1. a person harmed, injured, or killed as a result of a crime, accident, or other event or action.
  2. a person who is tricked or duped.
  3. a living creature killed as a religious sacrifice.

Source: Google


The definition of the term victim has been distorted. To the point that there is a considerable chance we will drawl a negative inference of someone who identifies as a victim. There is also a likelihood we would downright refuse to use the word victim to identify ourselves.

Being unable to define our experiences can add to confusion we already feel. It can heighten the impact of the experience leading to deeper trauma.

We use words to express ourselves, define our reality, relate to our environment and find our place in the world.
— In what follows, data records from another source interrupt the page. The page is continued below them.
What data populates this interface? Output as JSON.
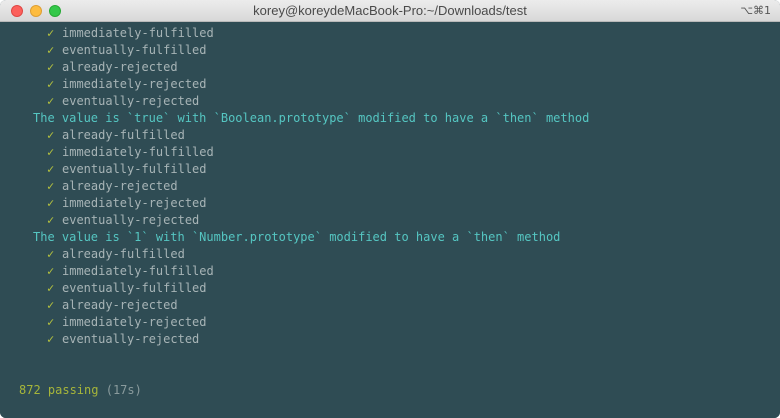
{
  "window": {
    "title": "korey@koreydeMacBook-Pro:~/Downloads/test",
    "shortcut": "⌥⌘1"
  },
  "colors": {
    "background": "#2f4c54",
    "check": "#b5c23f",
    "test_name": "#a7b4b6",
    "suite_title": "#55c6c2",
    "summary": "#a6b53a"
  },
  "output": {
    "check_glyph": "✓",
    "block1": {
      "tests": [
        "immediately-fulfilled",
        "eventually-fulfilled",
        "already-rejected",
        "immediately-rejected",
        "eventually-rejected"
      ]
    },
    "block2": {
      "title": "The value is `true` with `Boolean.prototype` modified to have a `then` method",
      "tests": [
        "already-fulfilled",
        "immediately-fulfilled",
        "eventually-fulfilled",
        "already-rejected",
        "immediately-rejected",
        "eventually-rejected"
      ]
    },
    "block3": {
      "title": "The value is `1` with `Number.prototype` modified to have a `then` method",
      "tests": [
        "already-fulfilled",
        "immediately-fulfilled",
        "eventually-fulfilled",
        "already-rejected",
        "immediately-rejected",
        "eventually-rejected"
      ]
    },
    "summary": {
      "passing": "872 passing",
      "time": "(17s)"
    }
  }
}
If we do not have a word to define our experiences, or if the word used to define our experience inherently has a negative connotation associated with it, we can be silenced into not sharing our experiences. We lie to ourselves, tell ourselves we are “OK” or that we do not have the right to feel upset or angry. We invalidate ourselves. We push to be “survivors”, and we create an environment of denial.

By reminding ourselves of the true definition of the word victim, and by removing any stigmatization that society and culture have given it, we help create an environment filled with compassion for others and for ourselves. We acknowledge our vulnerabilities and our weaknesses. We do not allow perpetrators to blame those they hurt. We allow victims to work through and process their experience. We give victims a voice.